Tracing Dispatch Decisions

To trace which comparator handles a field:

from stickler.structured_object_evaluator.models.comparison_dispatcher import ComparisonDispatcher

dispatcher = ComparisonDispatcher(gt_model)
info = gt_model._get_comparison_info(field_name)
print(f"Field: {field_name}")
print(f"  is_list_field: {gt_model._is_list_field(field_name)}")
print(f"  comparator: {info.comparator.__class__.__name__}")
print(f"  threshold: {info.threshold}, weight: {info.weight}")

result = dispatcher.dispatch_field_comparison(field_name, gt_val, pred_val)
print(f"  result keys: {list(result.keys())}")

Tracing Score Percolation

To understand how the overall score is computed:

from stickler.structured_object_evaluator.models.comparison_engine import ComparisonEngine

engine = ComparisonEngine(gt_model)
result = engine.compare_recursive(pred_model)

for name, field_result in result["fields"].items():
    raw = field_result.get("raw_similarity_score", "N/A")
    applied = field_result.get("threshold_applied_score", "N/A")
    weight = field_result.get("weight", "N/A")
    print(f"  {name}: raw={raw}, applied={applied}, weight={weight}")

print(f"Overall: {result['overall']['similarity_score']}")

Profiling Tips

import tracemalloc
from stickler.structured_object_evaluator.models.comparison_engine import ComparisonEngine

tracemalloc.start()
engine = ComparisonEngine(gt_model)
result = engine.compare_recursive(pred_model)
current, peak = tracemalloc.get_traced_memory()
tracemalloc.stop()
print(f"Peak memory: {peak / 1024 / 1024:.2f} MB")
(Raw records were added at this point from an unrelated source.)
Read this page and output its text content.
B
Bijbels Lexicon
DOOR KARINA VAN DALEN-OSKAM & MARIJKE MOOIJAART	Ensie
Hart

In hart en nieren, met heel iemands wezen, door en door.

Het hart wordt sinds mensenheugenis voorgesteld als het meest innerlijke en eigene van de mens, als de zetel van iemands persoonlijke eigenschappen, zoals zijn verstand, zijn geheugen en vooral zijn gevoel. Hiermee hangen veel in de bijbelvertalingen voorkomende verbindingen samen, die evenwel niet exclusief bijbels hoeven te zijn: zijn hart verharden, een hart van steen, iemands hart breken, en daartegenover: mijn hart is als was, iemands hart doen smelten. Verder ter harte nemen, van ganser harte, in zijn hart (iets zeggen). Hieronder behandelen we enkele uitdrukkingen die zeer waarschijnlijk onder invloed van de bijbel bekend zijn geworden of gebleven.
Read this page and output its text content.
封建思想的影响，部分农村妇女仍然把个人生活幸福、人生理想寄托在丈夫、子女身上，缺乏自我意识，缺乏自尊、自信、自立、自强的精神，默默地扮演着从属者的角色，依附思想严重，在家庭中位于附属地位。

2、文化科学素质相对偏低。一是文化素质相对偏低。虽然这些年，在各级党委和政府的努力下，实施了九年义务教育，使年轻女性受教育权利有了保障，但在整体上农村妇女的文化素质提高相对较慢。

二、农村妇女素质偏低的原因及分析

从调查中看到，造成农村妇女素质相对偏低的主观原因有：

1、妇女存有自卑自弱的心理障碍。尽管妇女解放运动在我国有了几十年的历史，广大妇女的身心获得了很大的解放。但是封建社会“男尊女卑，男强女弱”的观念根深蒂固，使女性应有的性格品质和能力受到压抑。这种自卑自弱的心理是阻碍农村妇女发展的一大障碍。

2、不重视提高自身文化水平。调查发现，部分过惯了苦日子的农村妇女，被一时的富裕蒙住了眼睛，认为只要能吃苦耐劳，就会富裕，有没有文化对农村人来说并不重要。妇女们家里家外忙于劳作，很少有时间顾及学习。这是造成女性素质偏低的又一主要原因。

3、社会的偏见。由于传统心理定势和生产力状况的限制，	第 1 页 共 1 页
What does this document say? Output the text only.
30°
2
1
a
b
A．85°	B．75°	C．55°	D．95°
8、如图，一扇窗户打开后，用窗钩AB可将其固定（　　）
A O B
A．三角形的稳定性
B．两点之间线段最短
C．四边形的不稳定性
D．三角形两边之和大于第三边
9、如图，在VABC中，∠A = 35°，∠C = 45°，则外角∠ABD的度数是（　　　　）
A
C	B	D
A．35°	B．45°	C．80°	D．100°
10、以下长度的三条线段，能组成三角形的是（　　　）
For CPU profiling, wrap compare_recursive with cProfile and sort by cumulative time — the dispatch and Hungarian matching methods will typically dominate.

Maintenance Guidelines

Delegation Pattern Rules

Keep helpers focused — each class has one responsibility. Don't add unrelated logic to an existing helper.
Preserve lazy initialization — all cross-module imports inside @property methods to avoid circular import chains.
Consistent result structures — all comparators must return dicts with overall, raw_similarity_score, similarity_score, threshold_applied_score, and weight keys. Hierarchical comparators also include fields.

Single-Traversal Integrity

Any new feature that needs comparison data must integrate into the existing compare_recursive loop or post-process its result — never add a second traversal.

API Compatibility

StructuredModel.compare_with() and StructuredModel.compare() are the public API. Their signatures and return structure must remain backward-compatible.
Internal helpers (ComparisonEngine, ComparisonDispatcher, etc.) are not public API but are used extensively in tests. Changes require updating corresponding test files in tests/structured_object_evaluator/.